Not at all, laughs Uther. It was me all along! I was Gorlas the whole time! Merlin did it with magic. Ha ha! Ha ha! You foolish ladyperson! Ha ha! I’m such a dick!
Oh. Great. That’s… that’s great, says Igraine. She is, Malory assures us, completely thrilled by the knowledge that her new husband used magic to disguise himself as her late husband and sleep with her. This is way better, she thinks, than any of the alternatives. So, that’s nice.
Anyway, Merlin shows up and reminds the king about how he knew Igraine would be pregnant and how Uther promised Merlin the child, and Uther is like, oh, right, well, she’s not due for another few months, do you want to cut it out of her immediately or should we wait until it’s born, and will you want to eat it raw or should we cook it first or what?
Merlin is like no, no, no. There’s this guy — Sir Ector — who you should invite to visit. Have a sit-down chat with him, you’ll see he’s a reasonable guy, and get him to promise to raise your son as if it were his own. He’ll do a great job, I promise.
Uther isn’t about to start disagreeing with Merlin at this point, so he meets Ector, extracts the aforementioned promise, and when the infant boy is born, boom, Uther sends two knights and two ladies to carry him off. Uther has no idea how to keep a secret; it’s Castle Tintagil all over again. Uther couldn’t just have Merlin disguise him, no, Merlin had to also disguise himself and Sir Ulfius, which meant that they had to hang out and make small talk with the folks at Tintagil all night, dodging questions like “why aren’t you at Terrabil?” and “join me in a round of our beloved fight song, Brastias,” and “hey, remember that conversation we were having last time we met, Jordanus? We were discussing the personal details of mutual friends. Let’s pick it up where we left off.”

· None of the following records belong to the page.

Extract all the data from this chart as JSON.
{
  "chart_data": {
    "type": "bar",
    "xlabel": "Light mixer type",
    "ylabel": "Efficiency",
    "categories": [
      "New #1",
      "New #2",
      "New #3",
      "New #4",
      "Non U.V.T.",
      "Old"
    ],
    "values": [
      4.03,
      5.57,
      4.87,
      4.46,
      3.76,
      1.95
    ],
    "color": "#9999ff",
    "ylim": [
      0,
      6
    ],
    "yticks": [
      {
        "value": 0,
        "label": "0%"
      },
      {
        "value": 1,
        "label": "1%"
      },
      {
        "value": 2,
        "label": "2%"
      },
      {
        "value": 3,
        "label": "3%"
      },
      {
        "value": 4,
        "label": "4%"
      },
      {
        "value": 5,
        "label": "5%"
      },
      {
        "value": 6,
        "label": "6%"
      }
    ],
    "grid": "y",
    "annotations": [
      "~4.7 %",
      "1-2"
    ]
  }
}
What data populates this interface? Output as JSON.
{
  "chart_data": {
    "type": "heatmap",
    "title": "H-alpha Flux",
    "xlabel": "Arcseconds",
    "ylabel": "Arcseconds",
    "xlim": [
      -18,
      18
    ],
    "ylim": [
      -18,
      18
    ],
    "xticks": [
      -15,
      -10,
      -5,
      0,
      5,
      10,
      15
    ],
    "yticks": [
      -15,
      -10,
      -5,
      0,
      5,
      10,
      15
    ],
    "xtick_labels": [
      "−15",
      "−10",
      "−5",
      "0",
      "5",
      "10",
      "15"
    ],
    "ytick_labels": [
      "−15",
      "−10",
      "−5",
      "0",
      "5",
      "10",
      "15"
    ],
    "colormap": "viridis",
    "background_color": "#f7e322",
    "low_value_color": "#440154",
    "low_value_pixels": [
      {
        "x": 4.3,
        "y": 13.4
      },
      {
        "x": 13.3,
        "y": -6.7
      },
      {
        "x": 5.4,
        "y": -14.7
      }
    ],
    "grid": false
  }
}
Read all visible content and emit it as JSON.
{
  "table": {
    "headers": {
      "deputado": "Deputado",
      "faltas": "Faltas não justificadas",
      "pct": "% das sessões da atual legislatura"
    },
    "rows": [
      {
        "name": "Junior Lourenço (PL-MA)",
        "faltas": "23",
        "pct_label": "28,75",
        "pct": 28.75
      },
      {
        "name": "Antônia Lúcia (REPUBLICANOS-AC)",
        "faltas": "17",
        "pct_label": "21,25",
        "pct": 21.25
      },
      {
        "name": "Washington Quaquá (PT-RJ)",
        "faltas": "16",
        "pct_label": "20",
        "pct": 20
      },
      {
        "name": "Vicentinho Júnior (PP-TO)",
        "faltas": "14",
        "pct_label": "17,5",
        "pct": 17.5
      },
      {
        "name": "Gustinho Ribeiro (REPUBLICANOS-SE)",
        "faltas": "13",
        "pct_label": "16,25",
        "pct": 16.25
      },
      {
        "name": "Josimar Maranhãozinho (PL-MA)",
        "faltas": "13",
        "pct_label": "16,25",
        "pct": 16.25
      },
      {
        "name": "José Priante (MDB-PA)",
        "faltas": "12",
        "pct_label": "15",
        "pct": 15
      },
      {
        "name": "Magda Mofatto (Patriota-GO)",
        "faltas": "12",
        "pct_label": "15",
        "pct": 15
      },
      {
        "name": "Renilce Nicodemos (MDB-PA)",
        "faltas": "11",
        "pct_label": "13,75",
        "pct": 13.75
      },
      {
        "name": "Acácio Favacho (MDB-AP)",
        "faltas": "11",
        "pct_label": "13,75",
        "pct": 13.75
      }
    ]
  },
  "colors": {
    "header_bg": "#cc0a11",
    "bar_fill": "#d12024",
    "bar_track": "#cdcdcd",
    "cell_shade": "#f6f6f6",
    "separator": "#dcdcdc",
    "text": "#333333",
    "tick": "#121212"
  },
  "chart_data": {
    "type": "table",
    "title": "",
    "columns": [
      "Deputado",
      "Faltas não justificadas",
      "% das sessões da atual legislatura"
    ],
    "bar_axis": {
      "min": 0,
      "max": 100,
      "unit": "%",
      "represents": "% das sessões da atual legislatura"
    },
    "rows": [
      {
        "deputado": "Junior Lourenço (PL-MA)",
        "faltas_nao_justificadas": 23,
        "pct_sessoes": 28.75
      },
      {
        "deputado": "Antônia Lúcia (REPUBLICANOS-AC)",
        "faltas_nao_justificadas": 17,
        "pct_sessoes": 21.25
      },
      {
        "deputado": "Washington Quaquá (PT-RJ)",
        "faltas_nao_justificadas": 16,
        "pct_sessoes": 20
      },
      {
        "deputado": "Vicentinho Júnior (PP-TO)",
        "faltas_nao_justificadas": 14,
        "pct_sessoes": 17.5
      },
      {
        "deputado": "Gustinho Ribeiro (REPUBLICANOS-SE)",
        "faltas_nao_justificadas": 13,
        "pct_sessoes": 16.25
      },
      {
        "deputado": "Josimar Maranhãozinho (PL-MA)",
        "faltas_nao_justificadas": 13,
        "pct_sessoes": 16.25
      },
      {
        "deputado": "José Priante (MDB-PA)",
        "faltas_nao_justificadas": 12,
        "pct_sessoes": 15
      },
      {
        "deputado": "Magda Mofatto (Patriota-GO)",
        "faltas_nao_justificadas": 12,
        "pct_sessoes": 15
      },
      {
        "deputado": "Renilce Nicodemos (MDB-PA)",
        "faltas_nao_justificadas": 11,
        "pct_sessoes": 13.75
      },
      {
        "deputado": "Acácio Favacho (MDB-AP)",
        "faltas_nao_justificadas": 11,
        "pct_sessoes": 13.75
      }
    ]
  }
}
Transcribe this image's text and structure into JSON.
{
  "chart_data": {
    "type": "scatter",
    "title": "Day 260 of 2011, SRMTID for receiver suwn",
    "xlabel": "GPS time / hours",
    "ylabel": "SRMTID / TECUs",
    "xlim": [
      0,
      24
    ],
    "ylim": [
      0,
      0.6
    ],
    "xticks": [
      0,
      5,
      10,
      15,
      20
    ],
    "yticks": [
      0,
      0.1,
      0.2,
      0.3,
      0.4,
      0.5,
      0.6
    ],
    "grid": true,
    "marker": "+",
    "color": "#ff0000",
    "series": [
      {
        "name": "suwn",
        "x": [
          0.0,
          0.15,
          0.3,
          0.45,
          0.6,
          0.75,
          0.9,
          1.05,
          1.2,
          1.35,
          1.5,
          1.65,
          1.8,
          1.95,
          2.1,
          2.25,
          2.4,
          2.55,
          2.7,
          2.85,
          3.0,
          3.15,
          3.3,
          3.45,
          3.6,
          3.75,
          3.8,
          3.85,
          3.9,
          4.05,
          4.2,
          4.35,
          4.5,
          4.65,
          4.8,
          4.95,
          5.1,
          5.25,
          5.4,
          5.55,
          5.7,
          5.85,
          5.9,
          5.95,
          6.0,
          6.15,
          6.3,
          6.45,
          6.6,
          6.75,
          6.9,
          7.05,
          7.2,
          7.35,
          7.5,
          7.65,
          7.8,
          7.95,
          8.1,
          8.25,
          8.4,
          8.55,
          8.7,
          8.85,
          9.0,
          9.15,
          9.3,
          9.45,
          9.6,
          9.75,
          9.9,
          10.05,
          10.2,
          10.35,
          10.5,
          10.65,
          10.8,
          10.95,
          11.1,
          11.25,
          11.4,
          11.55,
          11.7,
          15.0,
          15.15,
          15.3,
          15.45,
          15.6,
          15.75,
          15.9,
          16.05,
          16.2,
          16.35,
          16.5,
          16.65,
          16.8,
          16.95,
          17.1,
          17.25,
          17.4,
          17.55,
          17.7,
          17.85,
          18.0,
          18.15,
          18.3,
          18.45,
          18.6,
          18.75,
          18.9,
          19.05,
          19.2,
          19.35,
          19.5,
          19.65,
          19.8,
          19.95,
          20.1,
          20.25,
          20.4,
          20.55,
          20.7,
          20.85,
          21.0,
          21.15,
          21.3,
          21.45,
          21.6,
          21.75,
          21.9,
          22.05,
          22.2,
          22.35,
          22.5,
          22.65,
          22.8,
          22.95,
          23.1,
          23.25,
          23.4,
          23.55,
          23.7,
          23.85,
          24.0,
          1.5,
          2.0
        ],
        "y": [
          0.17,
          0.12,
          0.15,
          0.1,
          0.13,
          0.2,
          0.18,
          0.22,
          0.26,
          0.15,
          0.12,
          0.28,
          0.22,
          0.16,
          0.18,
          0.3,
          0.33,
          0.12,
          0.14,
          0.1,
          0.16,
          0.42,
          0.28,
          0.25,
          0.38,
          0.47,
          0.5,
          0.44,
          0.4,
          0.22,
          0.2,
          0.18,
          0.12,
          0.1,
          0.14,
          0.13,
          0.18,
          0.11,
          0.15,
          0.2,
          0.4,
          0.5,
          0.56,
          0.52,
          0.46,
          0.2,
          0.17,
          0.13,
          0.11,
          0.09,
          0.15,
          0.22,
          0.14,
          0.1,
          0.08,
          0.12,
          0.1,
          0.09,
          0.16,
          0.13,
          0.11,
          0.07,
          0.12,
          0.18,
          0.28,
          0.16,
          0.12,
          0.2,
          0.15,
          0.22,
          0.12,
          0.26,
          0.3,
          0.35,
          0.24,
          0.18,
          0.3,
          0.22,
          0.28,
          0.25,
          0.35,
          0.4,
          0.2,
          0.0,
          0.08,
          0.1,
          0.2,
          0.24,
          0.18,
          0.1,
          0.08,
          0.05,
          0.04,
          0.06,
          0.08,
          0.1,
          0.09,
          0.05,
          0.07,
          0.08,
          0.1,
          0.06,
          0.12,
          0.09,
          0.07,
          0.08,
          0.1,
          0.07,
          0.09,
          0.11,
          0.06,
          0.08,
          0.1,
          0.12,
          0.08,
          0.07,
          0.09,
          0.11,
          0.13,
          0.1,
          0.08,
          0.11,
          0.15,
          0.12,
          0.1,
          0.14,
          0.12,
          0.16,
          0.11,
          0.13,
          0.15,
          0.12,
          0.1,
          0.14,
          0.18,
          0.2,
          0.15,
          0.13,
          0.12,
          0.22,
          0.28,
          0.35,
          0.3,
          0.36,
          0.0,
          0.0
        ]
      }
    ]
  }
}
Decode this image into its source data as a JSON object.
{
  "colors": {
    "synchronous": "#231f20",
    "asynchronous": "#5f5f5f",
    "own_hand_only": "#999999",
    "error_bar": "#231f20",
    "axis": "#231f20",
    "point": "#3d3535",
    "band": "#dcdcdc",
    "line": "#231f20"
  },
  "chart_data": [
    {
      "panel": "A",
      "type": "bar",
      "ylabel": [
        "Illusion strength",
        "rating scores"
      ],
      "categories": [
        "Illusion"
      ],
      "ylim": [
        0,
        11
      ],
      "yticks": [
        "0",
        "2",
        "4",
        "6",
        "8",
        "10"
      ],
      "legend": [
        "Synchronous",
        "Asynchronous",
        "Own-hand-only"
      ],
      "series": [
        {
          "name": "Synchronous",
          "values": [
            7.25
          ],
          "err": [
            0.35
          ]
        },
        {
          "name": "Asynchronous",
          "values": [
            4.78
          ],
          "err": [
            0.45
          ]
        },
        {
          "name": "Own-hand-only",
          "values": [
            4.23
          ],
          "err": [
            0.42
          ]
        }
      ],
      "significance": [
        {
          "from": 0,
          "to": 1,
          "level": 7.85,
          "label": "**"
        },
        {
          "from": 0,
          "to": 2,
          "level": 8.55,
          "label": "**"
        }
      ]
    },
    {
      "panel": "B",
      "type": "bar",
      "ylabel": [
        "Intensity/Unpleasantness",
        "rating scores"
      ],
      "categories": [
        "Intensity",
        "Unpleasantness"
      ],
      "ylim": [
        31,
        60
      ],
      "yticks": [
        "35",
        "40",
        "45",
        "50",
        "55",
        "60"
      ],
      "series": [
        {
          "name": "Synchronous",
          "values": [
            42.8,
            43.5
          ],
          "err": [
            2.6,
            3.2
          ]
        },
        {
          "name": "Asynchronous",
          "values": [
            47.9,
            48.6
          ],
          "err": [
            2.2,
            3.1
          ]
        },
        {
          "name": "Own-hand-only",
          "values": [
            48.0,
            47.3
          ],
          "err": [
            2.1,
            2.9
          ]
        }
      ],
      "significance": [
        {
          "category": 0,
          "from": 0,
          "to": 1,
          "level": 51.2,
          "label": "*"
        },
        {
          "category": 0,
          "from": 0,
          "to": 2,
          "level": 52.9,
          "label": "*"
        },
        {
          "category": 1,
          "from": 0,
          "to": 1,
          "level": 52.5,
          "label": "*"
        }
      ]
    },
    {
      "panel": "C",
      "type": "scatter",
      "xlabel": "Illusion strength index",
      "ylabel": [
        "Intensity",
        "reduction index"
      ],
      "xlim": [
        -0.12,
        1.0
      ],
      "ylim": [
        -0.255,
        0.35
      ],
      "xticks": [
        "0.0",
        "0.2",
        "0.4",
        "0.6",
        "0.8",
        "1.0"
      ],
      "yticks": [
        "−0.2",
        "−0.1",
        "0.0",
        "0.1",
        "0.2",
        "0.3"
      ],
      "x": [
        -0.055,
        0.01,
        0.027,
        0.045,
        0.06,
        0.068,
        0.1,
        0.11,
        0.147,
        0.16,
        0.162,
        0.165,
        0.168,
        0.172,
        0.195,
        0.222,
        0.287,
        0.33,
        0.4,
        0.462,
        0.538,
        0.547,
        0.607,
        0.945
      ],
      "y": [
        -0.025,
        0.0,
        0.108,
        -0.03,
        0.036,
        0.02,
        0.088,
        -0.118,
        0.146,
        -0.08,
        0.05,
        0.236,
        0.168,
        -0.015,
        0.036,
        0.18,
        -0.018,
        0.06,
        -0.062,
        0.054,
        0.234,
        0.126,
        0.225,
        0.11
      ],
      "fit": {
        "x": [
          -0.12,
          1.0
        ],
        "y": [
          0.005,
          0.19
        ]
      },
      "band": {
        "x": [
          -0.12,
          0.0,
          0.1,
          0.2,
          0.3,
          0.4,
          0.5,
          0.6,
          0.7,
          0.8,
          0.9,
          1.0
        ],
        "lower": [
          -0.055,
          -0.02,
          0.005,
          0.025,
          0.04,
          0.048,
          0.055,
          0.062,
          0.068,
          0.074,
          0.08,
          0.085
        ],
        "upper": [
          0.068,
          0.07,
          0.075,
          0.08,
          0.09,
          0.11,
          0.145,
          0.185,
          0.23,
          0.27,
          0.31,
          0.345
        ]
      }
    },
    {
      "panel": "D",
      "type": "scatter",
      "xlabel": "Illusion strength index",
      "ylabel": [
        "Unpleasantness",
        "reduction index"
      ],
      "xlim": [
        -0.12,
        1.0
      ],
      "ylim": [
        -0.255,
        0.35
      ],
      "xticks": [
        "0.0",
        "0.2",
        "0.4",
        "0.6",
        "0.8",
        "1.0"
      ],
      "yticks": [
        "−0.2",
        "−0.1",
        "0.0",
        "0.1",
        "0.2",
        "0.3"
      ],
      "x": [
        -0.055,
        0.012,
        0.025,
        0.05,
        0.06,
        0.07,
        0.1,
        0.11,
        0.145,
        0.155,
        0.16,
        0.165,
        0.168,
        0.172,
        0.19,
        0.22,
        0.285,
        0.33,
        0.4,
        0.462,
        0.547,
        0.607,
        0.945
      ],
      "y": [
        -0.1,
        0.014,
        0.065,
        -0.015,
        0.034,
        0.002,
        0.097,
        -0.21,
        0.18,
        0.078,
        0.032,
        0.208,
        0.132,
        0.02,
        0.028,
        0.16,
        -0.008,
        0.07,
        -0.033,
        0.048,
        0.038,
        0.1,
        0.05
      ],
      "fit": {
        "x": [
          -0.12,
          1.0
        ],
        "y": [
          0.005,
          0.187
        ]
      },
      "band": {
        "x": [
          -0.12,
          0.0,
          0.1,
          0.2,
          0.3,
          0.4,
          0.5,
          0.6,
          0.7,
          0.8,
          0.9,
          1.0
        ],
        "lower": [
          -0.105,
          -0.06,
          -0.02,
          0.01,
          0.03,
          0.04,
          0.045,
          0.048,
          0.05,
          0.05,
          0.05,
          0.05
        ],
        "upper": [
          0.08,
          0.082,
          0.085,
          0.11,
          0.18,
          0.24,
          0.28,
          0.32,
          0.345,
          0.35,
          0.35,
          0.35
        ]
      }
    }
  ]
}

Anyway, Uther sends this detachment of lords, plural, and ladies, also plural, to the rear gate of the castle, where Merlin is standing tapping his foot (more evidence that Merlin is a vampire and cannot enter homes uninvited). Merlin had made a big deal about how he wanted the baby unbaptized, but first thing he does, he goes and gets a “holy man” to baptize Arthur. Merlin turns infant Arthur over to Ector, who kicks his own son (Kay) off to a wet-nurse so that his wife, whose milk is aristocrat milk and therefore better I guess, can nurse Arthur.
The chapter closes without addressing how Igraine reacted to Uther stealing her newborn son and giving him to Merlin. Probably everyone assumed that Arthur was stillborn, what with it being the middle ages and all. I like to imagine Uther’s solution to this issue was to laugh and tell Igraine that she was never pregnant, because Uther is such a jackass. I hope he dies in the next chapter, which is still titled “Of the Death of King Uther Pendragon.” (No spoilers!)
DISCUSSION QUESTION: If you were Igraine, what would be the best-case scenario for explaining your pregnancy? Would it be time-travel? I’m going with time travel. I like time-travel.
Vocabulary word of the chapter: fianuce, which Google thinks is a misspelled fiance, but is in fact a synonym for promise or oath, as in, “Ector made fianuce to Uther for to raise Arthur as his own.”
Before I got to your discussion question, I was actually going to ask if she offered up the most reasonable and obvious of explanations: Time Travel! Perhaps she will figure this out eventually and solve this dilemma with MORE time travel!
More time travel *does* always solve everything!
And if time travel doesn’t solve everything, you know what hat more always does.
Igraine is so Griselda.
http://en.wikipedia.org/wiki/Griselda_%28folklore%29
Weird. The family tree of the Pandava makes more sense than this.